We have identified a role for mitochondrial dynamics (fission and fusion) in central regulation of feeding, energy- and glucose metabolism. We showed that mitochondrial fission is important for proper promotion of feeding and body weight gain by hypothalamic AgRP neurons, while mitochondrial fusion is critical for hypothalamic POMC neurons to support satiety and related adjustment of systemic glucose metabolism. In our preliminary studies we also found that interference with mitochondrial dynamics selectively in adult adipocytes has a robust impact on systemic metabolism, in which knockdown of the mitochondrial fusion protein, mitofusin 2 (Mfn2), resulted in rapid weight gain and elevated feeding of mice with concomitant elevations in hypothalamic transcripts for AgRP. These observations indicate weight gain is supported both centrally and peripherally by mitochondrial fission, and, that mitochondrial dynamics in either of the hypothalamus or adipocytes reciprocally impacts mitochondrial function in these tissues to affect behavior and systemic energy and glucose metabolism. In support of this, we revealed in an in vitro system that elevated fatty acid levels, which are critical for weight gain do promote mitochondrial fission.
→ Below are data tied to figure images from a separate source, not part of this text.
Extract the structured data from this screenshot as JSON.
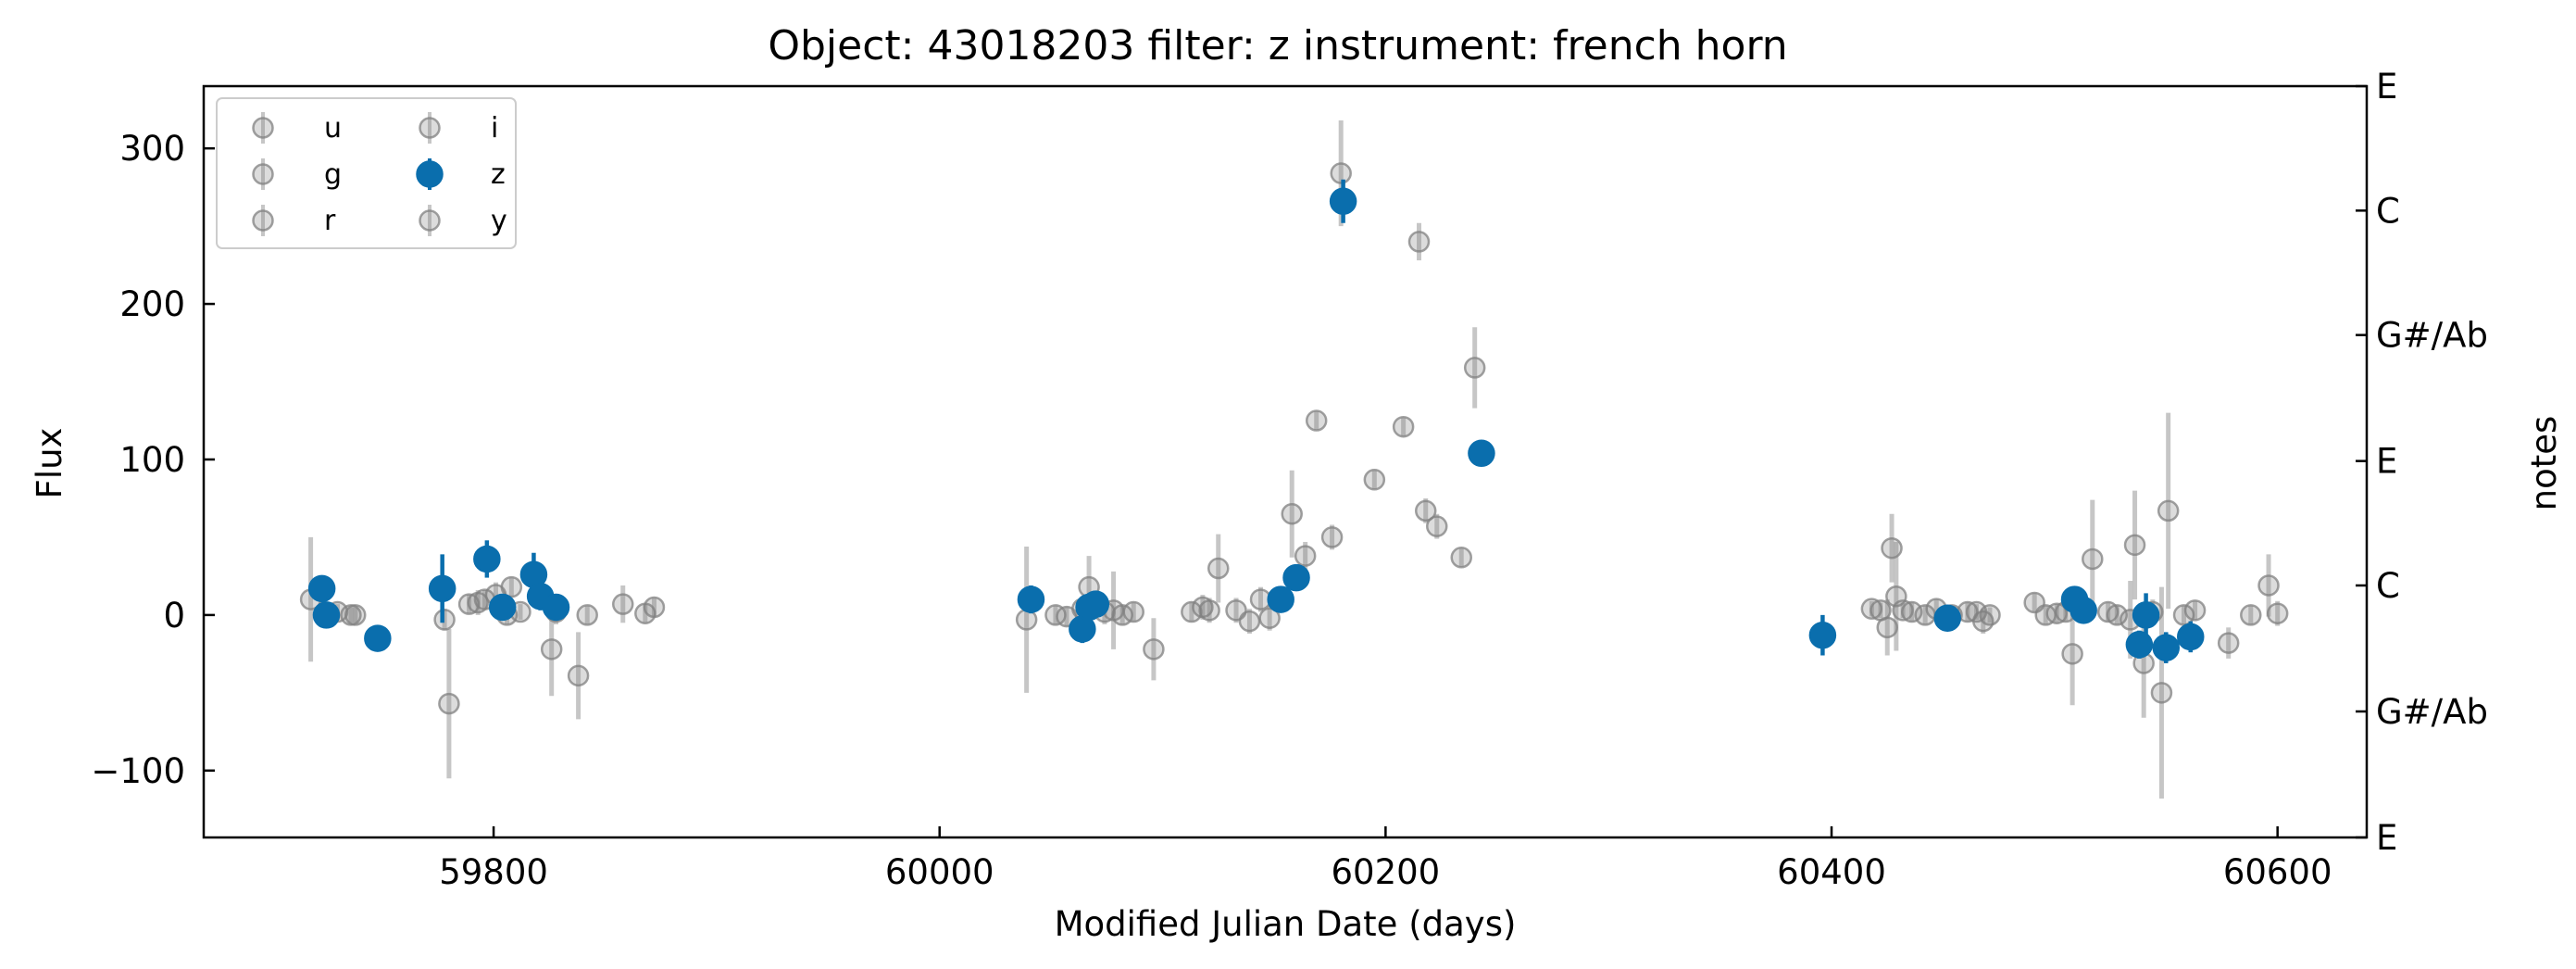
{
  "chart_data": {
    "type": "scatter",
    "title": "Object: 43018203 filter: z instrument: french horn",
    "xlabel": "Modified Julian Date (days)",
    "ylabel": "Flux",
    "y2label": "notes",
    "xlim": [
      59670,
      60640
    ],
    "ylim": [
      -143,
      340
    ],
    "x_ticks": [
      59800,
      60000,
      60200,
      60400,
      60600
    ],
    "y_ticks": [
      -100,
      0,
      100,
      200,
      300
    ],
    "x_tick_labels": [
      "59800",
      "60000",
      "60200",
      "60400",
      "60600"
    ],
    "y_tick_labels": [
      "−100",
      "0",
      "100",
      "200",
      "300"
    ],
    "y2_ticks": [
      {
        "label": "E",
        "flux": 340
      },
      {
        "label": "C",
        "flux": 260
      },
      {
        "label": "G#/Ab",
        "flux": 180
      },
      {
        "label": "E",
        "flux": 99
      },
      {
        "label": "C",
        "flux": 19
      },
      {
        "label": "G#/Ab",
        "flux": -62
      },
      {
        "label": "E",
        "flux": -143
      }
    ],
    "grid": false,
    "legend_position": "top-left",
    "legend": [
      "u",
      "g",
      "r",
      "i",
      "z",
      "y"
    ],
    "highlight_filter": "z",
    "colors": {
      "highlight": "#0a6ead",
      "other": "#808080"
    },
    "series": [
      {
        "name": "z",
        "x": [
          59723,
          59725,
          59748,
          59777,
          59797,
          59804,
          59818,
          59821,
          59828,
          60041,
          60064,
          60067,
          60070,
          60153,
          60160,
          60181,
          60243,
          60396,
          60452,
          60509,
          60513,
          60538,
          60541,
          60550,
          60561
        ],
        "y": [
          17,
          0,
          -15,
          17,
          36,
          5,
          26,
          12,
          5,
          10,
          -9,
          5,
          7,
          10,
          24,
          266,
          104,
          -13,
          -2,
          10,
          3,
          -19,
          0,
          -21,
          -14
        ],
        "yerr": [
          8,
          8,
          6,
          22,
          12,
          8,
          14,
          9,
          6,
          9,
          9,
          8,
          7,
          7,
          8,
          14,
          6,
          13,
          7,
          8,
          8,
          9,
          14,
          10,
          10
        ]
      },
      {
        "name": "other filters",
        "x": [
          59718,
          59730,
          59736,
          59738,
          59778,
          59780,
          59789,
          59793,
          59796,
          59801,
          59806,
          59808,
          59812,
          59826,
          59828,
          59838,
          59842,
          59858,
          59868,
          59872,
          60039,
          60052,
          60057,
          60064,
          60067,
          60074,
          60078,
          60082,
          60087,
          60096,
          60113,
          60118,
          60121,
          60125,
          60133,
          60139,
          60144,
          60148,
          60158,
          60164,
          60169,
          60176,
          60180,
          60195,
          60208,
          60215,
          60218,
          60223,
          60234,
          60240,
          60418,
          60422,
          60425,
          60427,
          60429,
          60432,
          60436,
          60442,
          60447,
          60454,
          60461,
          60465,
          60468,
          60471,
          60491,
          60496,
          60501,
          60505,
          60508,
          60513,
          60517,
          60524,
          60528,
          60534,
          60536,
          60540,
          60544,
          60548,
          60551,
          60558,
          60563,
          60578,
          60588,
          60596,
          60600
        ],
        "y": [
          10,
          2,
          0,
          0,
          -3,
          -57,
          7,
          8,
          10,
          13,
          0,
          18,
          2,
          -22,
          2,
          -39,
          0,
          7,
          1,
          5,
          -3,
          0,
          -1,
          4,
          18,
          2,
          3,
          0,
          2,
          -22,
          2,
          5,
          3,
          30,
          3,
          -4,
          10,
          -2,
          65,
          38,
          125,
          50,
          284,
          87,
          121,
          240,
          67,
          57,
          37,
          159,
          4,
          3,
          -8,
          43,
          12,
          3,
          2,
          0,
          4,
          0,
          2,
          2,
          -4,
          0,
          8,
          0,
          1,
          2,
          -25,
          5,
          36,
          2,
          0,
          -3,
          45,
          -31,
          2,
          -50,
          67,
          0,
          3,
          -18,
          0,
          19,
          1
        ],
        "yerr": [
          40,
          5,
          5,
          5,
          7,
          48,
          6,
          8,
          6,
          8,
          6,
          6,
          5,
          30,
          8,
          28,
          6,
          12,
          6,
          6,
          47,
          6,
          6,
          8,
          20,
          8,
          25,
          6,
          6,
          20,
          6,
          8,
          8,
          22,
          8,
          8,
          8,
          8,
          28,
          9,
          6,
          8,
          34,
          6,
          6,
          12,
          8,
          8,
          6,
          26,
          5,
          5,
          18,
          22,
          35,
          5,
          6,
          6,
          6,
          6,
          6,
          5,
          8,
          5,
          6,
          6,
          6,
          6,
          33,
          8,
          38,
          6,
          6,
          25,
          35,
          35,
          8,
          68,
          63,
          6,
          6,
          10,
          6,
          20,
          8
        ]
      }
    ]
  }
}
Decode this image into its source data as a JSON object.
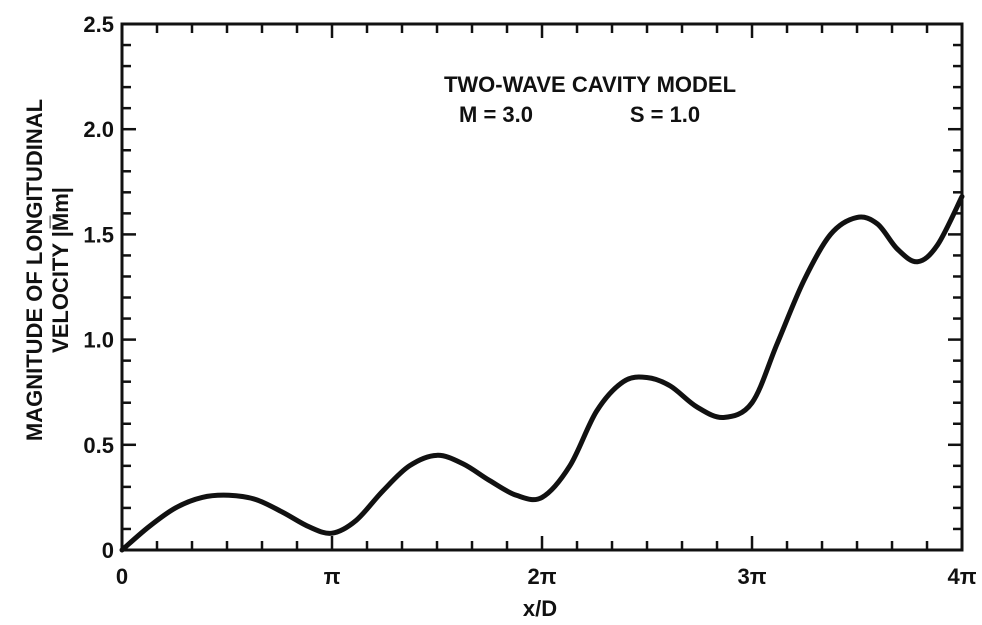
{
  "chart_data": {
    "type": "line",
    "title": "",
    "annotations": [
      "TWO-WAVE CAVITY MODEL",
      "M = 3.0",
      "S = 1.0"
    ],
    "xlabel": "x/D",
    "ylabel_lines": [
      "MAGNITUDE OF LONGITUDINAL",
      "VELOCITY |M̅m|"
    ],
    "xlim": [
      0,
      12.566
    ],
    "ylim": [
      0,
      2.5
    ],
    "x_ticks": [
      {
        "value": 0,
        "label": "0"
      },
      {
        "value": 3.1416,
        "label": "π"
      },
      {
        "value": 6.2832,
        "label": "2π"
      },
      {
        "value": 9.4248,
        "label": "3π"
      },
      {
        "value": 12.566,
        "label": "4π"
      }
    ],
    "y_ticks": [
      {
        "value": 0,
        "label": "0"
      },
      {
        "value": 0.5,
        "label": "0.5"
      },
      {
        "value": 1.0,
        "label": "1.0"
      },
      {
        "value": 1.5,
        "label": "1.5"
      },
      {
        "value": 2.0,
        "label": "2.0"
      },
      {
        "value": 2.5,
        "label": "2.5"
      }
    ],
    "grid": false,
    "series": [
      {
        "x": [
          0,
          0.4,
          0.8,
          1.2,
          1.6,
          2.0,
          2.4,
          2.8,
          3.1416,
          3.5,
          3.9,
          4.3,
          4.71,
          5.1,
          5.5,
          5.9,
          6.2832,
          6.7,
          7.1,
          7.5,
          7.85,
          8.2,
          8.6,
          9.0,
          9.4248,
          9.8,
          10.2,
          10.6,
          10.99,
          11.3,
          11.6,
          11.9,
          12.2,
          12.566
        ],
        "y": [
          0,
          0.11,
          0.2,
          0.25,
          0.26,
          0.24,
          0.18,
          0.11,
          0.08,
          0.14,
          0.28,
          0.4,
          0.45,
          0.41,
          0.33,
          0.26,
          0.25,
          0.4,
          0.66,
          0.8,
          0.82,
          0.78,
          0.68,
          0.63,
          0.7,
          0.98,
          1.28,
          1.5,
          1.58,
          1.55,
          1.43,
          1.37,
          1.45,
          1.68
        ]
      }
    ],
    "line_color": "#111111"
  }
}
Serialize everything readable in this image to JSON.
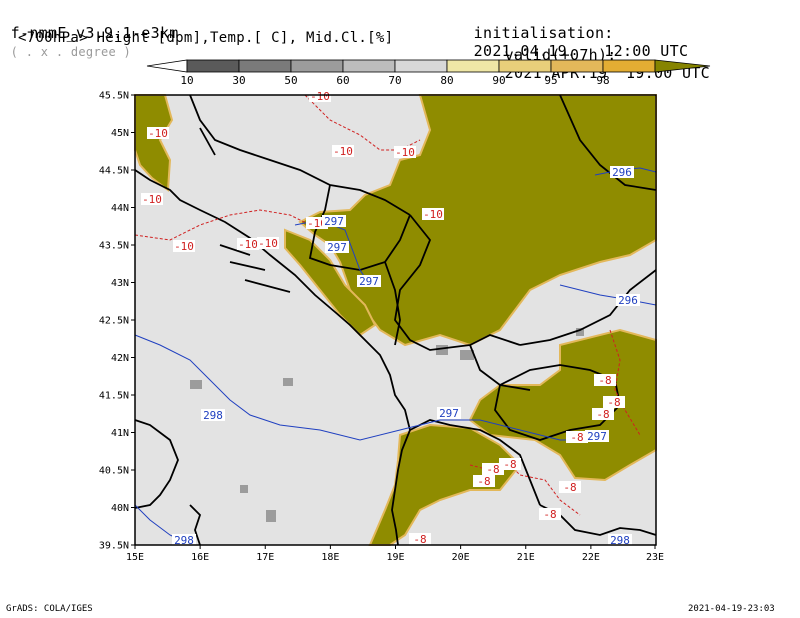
{
  "header": {
    "model_prefix": "f-nmmE_v3.9.1-e3km",
    "units_note": "( . x . degree )",
    "fields_label": "<700hPa> Height [dpm],Temp.[ C], Mid.Cl.[%]",
    "init_label": "initialisation:",
    "init_value": "2021.04.19.   12:00 UTC",
    "valid_label": "valid(+07h):",
    "valid_value": "2021.APR.19  19:00 UTC"
  },
  "colorbar": {
    "ticks": [
      "10",
      "30",
      "50",
      "60",
      "70",
      "80",
      "90",
      "95",
      "98"
    ],
    "colors": [
      "#5a5a5a",
      "#7a7a7a",
      "#9c9c9c",
      "#bdbdbd",
      "#d8d8d8",
      "#efe7a6",
      "#e8cf7a",
      "#e3b85a",
      "#e3ad33",
      "#868400"
    ]
  },
  "axes": {
    "lat_labels": [
      "45.5N",
      "45N",
      "44.5N",
      "44N",
      "43.5N",
      "43N",
      "42.5N",
      "42N",
      "41.5N",
      "41N",
      "40.5N",
      "40N",
      "39.5N"
    ],
    "lon_labels": [
      "15E",
      "16E",
      "17E",
      "18E",
      "19E",
      "20E",
      "21E",
      "22E",
      "23E"
    ]
  },
  "map": {
    "background_color": "#e3e3e3",
    "cloud_color": "#8f8c00",
    "coast_color": "#000000",
    "temp_contour_color": "#d02020",
    "height_contour_color": "#2040c0",
    "temp_labels": [
      "-10",
      "-10",
      "-10",
      "-10",
      "-10",
      "-10",
      "-10",
      "-10",
      "-10",
      "-10",
      "-8",
      "-8",
      "-8",
      "-8",
      "-8",
      "-8",
      "-8",
      "-8",
      "-8",
      "-8"
    ],
    "height_labels": [
      "297",
      "297",
      "297",
      "296",
      "296",
      "297",
      "297",
      "298",
      "298",
      "298"
    ]
  },
  "footer": {
    "left": "GrADS: COLA/IGES",
    "right": "2021-04-19-23:03"
  }
}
We observed that different fatty acids species have different effects on mitochondrial dynamics, and that altering dietary fat composition alone results in elevated in food intake and body weight gain. Taken together our observations gave impetus to the central hypothesis of this grant proposal that mitochondrial fission is a key dietary-influenced mechanism both in the hypothalamus and adipocytes that regulates body weight and adiposity. We propose the following Specific Aims to test our hypothesis: Specific aim 1 will assess the role of mitochondrial dynamics in food intake and energy expenditure by assessing the effects of both altered mitochondrial fission and fusion in mature adipocytes and in central feeding circuitry neurons. In addition, aim 1 will explore the afferent signaling from adipocytes that impacts the function of feeding circuitry neurons. Specific Aim 2 will use both in vitro and in vivo approaches to establish the role of hypothalamic and adipocyte mitochondrial dynamics on dietary fat-influenced food intake.

我们已经确定了线粒体动力学（裂变和融合）在摄食、能量和葡萄糖代谢的中央调节中的作用。我们发现线粒体裂变对于下丘脑 AgRP 神经元适当促进进食和体重增加很重要，而线粒体融合对于下丘脑 POMC 神经元支持饱腹感和全身葡萄糖代谢的相关调整至关重要。在我们的初步研究中，我们还发现，选择性地干扰成年脂肪细胞中的线粒体动力学对全身代谢具有显着影响，其中线粒体融合蛋白线粒体融合蛋白 2 (Mfn2) 的敲低会导致小鼠体重快速增加并增加进食量AgRP 的下丘脑转录物伴随升高。这些观察结果表明，体重增加在中枢和外周均受到线粒体裂变的支持，并且下丘脑或脂肪细胞中的线粒体动力学相互影响这些组织中的线粒体功能，从而影响行为以及全身能量和葡萄糖代谢。为了支持这一点，我们在体外系统中发现，对于体重增加至关重要的脂肪酸水平升高确实会促进线粒体裂变。我们观察到，不同的脂肪酸种类对线粒体动力学有不同的影响，并且仅改变膳食脂肪成分就会导致食物摄入量增加和体重增加。总而言之，我们的观察推动了这项拨款提案的中心假设，即线粒体裂变是下丘脑和脂肪细胞中调节体重和肥胖的关键饮食影响机制。我们提出以下具体目标来检验我们的假设： 具体目标 1 将通过评估成熟脂肪细胞和中枢喂养电路神经元中线粒体裂变和融合改变的影响来评估线粒体动力学在食物摄入和能量消耗中的作用。此外，目标 1 将探索脂肪细胞的传入信号，影响喂养电路神经元的功能。具体目标 2 将使用体外和体内方法来确定下丘脑和脂肪细胞线粒体动力学对膳食脂肪影响的食物摄入的作用。